Zombie in the Barn

What the bloody hell is a Lacuna Coil? I didn’t know before last night, and still don’t really know. They have two vocalists. The chick was kinda hot lookin. It’s too bad somebody seemed to be torturing her as the opening act of a three-band bill last night. Poor chick was screaming or moaning about something for about 30 minutes before clearing the stage.

Then came Anthrax. I … have misjudged this band. My intro to Anthrax was some song they did with a rap group back in the late ’80s or so and I just figured their schtick was a gross rap/metal mix. I actually really enjoyed their set last night. And, turns out, I have Madhouse: The Very Best of Anthrax on CD thanks to a former co-worker, so I’m doing a little catch-up now.

Rob Zombie was … something else. Helluva show. No doubt about that. He played pretty much every song I wanted to hear. Except “Pussy Liquor.” But he also commented on how the building — the Fairground Arena — was the ugliest, smelliest place they’d played for a long time. And he seemed to think he should have drawn a bigger crowd. Well, the building’s primary use is for rodeos, so I have to give him the ugly, stinky part, although I thought it was bad form to say so. His whole attitude just reminded me of the stunt he pulled with Dark Delicacies book store several months ago. Still, he promised he’d give us our money’s worth by doing the same show he’d do for a bigger audience, and I think he did. It was a good show.

Somehow, though, we always seem to attract the stoned, drunk idiots.

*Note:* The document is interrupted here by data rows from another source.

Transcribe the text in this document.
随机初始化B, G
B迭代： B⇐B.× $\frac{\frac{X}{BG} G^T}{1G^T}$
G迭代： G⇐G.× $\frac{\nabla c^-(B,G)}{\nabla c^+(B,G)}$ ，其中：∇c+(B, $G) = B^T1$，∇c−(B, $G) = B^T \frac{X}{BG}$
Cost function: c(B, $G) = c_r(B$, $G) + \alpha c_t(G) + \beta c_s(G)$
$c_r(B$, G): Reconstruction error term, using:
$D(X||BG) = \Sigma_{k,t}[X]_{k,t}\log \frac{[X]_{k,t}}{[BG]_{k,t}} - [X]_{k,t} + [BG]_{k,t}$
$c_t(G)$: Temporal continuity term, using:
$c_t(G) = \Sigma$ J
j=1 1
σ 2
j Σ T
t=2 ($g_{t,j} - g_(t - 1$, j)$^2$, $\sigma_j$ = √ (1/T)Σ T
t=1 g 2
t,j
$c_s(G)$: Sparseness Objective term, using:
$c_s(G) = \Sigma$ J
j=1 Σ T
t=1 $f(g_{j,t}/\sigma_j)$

Some wasted bastard sat down behind us before Lacuna Coil even took the stage. He just got worse and worse as the night went on, finally giving somebody else in front of him a beer bath. And that “dance” he was doing … had he moved like that in another setting he would have been sedated and locked away.

Two more days until Teddy Geiger!!!! I’m so pumped. Actually, I think I’ve convinced Sara I would embarrass her and she’s trying to get Kim to go instead of me. Something about a straw cowboy hat and practicing yelling, “Yeeeehaw! Play it again, Teddy Tiger. Sara looooves yooooou!!!”

I just got off the phone with an old friend I hadn’t heard from in about five years and haven’t seen in … 20 years? Something like that. That’s always kinda weird. He’s married to a woman I’ve never met and has three kids I’ve never seen. And he’s never seen my kids. He and his family are coming back to Okieland (from Colorado) later this month.

14 responses to “Zombie in the Barn”

  1. Aw, man, I hate to hear that Mr. Zombie didn’t find Okiehoma to his liking.
    I don’t know if you know, but Alice Cooper is coming to Tulsa in August. I’ve already got my ticket.

    1. I didn’t know that. Hmm. I’ll have to look into making a trip to T-town. Thanks for letting me know!

  2. What a mean Daddy teasing her like that!

    1. What’re daddies for if not to tease their little girls? I was gonna take her to a better restaurant than Kim had in mind, so I may still win out … if going to a Teddy Geiger concert can be called “winning.”

  3. I’d ask Kim to take me too! Ya freak! LOL!
    That’s going to be so weird seeing that friend after so many years, eh? Wow.
    And you shoulda kicked Zombie’s ass. 😉

    1. Yeah, Kim just hasn’t found out yet that the hat is coming with me to Horrorfind. I gotta look like a redneck when I read “Noodlers Nab Nekkid Nymphos.” Yeeeehaw! She’ll love it. (Or slink quietly out of the room.)

      1. Tell me you are NOT going to do that….

        1. Last year I was all stiff and nervous during my reading and it showed. And sucked. This year, I’m going to tell the story as if I was telling it to my kids, except I’ll leave in the cussing and penis-hacking and all that.
          The hat … I guess you’ll have to come to my reading and see, huh? I can promise I won’t go so far as to get (another) mullet for the reading.

          1. I’ll be there – front and center. Sound familiar? (Ya fucker?) LOL!
            Gord and I are reading on Sunday at noon – I don’t expect many people to show up, niether does he. LOL! The Canuk Connection. Um, hungover version. 😉

          2. A Mullet? A mullet! No, no, nooooo…I’d go blind!
            That hat seems to be getting you into all kinds of trouble.

            1. HA! Yeah – it’s the HAT.

  4. The State Fair Arena is a great old hockey barn. I can barely remember, as a little kid — a *very* little kid, standing in one of the narrow hallways with a view of the old Oklahoma City Blazers locker room during intermission. The door swung open and inside were all my hockey heroes… smoking cigarettes! You could just see them through the smoke. Of course it was nothing then, but could you imagine a room full of pro athletes today smoking at halftime?
    Zombie should’ve seen the place before the recent renovations!

  5. FREAKIN A!!!!!

  6. I saw Zombie in NYC earlier this year, and Lacuna Coil opened for him there too. I thought they were great and snatched up a few of their CDs. Check out COMALIES and UNLEASHED MEMORIES if you want to hear more.